Accepting her award, Roan gave a rousing speech (as always, she read from her bound notebook as her trophy rested on the ground nearby) demanding that record labels consider musicians as workers who deserve support, including a living wage and health care. Her call for humane treatment — not only for herself, but for the generation that will one day arise behind her — recalled the bold activism of Gen Z teens fighting for climate awareness or gun control, speaking back to their elders with conviction and no apologies. Carpenter and others visibly teared up as Roan spoke; here was someone demanding change in an industry that often seems to hold the very artists it fetishizes in contempt.
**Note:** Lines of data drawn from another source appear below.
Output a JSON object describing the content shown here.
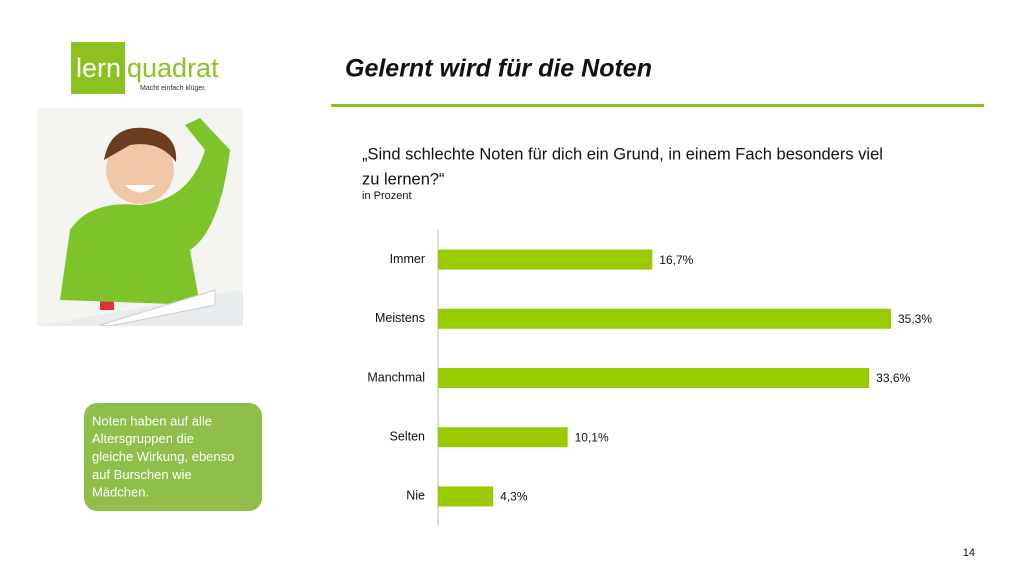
{
  "logo": {
    "left": "lern",
    "right": "quadrat",
    "tagline": "Macht einfach klüger."
  },
  "callout": [
    "Noten haben auf alle",
    "Altersgruppen die",
    "gleiche Wirkung, ebenso",
    "auf Burschen wie",
    "Mädchen."
  ],
  "page_number": "14",
  "chart_data": {
    "type": "hbar",
    "title": "Gelernt wird für die Noten",
    "subtitle": [
      "„Sind schlechte Noten für dich ein Grund, in einem Fach besonders viel",
      "zu lernen?“"
    ],
    "unit_note": "in Prozent",
    "categories": [
      "Immer",
      "Meistens",
      "Manchmal",
      "Selten",
      "Nie"
    ],
    "values": [
      16.7,
      35.3,
      33.6,
      10.1,
      4.3
    ],
    "value_labels": [
      "16,7%",
      "35,3%",
      "33,6%",
      "10,1%",
      "4,3%"
    ],
    "color": "#99cc00"
  }
}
The bold young stars who electrified the Grammys did more than demonstrate their worthiness: They lovingly but firmly pointed the millennial stars in the room toward elder status. Beyoncé's long-overdue win for album of the year felt like the end of something — not of her career, certainly, but perhaps of an era in which she and Swift dominate every pop conversation. Billie Eilish, only 23 but with a half-life of success behind her, could join this Gen Z team or remain on its edges; though she's settled into her stardom, her rise was more fraught and gradual. Charli xcx, a longtime cult heroine, is like Monaé, the coolest auntie these kids could have. There's still plenty of room for these familiar presences to set new trends and reach new milestones. But this year's Grammys showed a different future, forming around a generation that knows how to both claim space within the establishment and challenge it.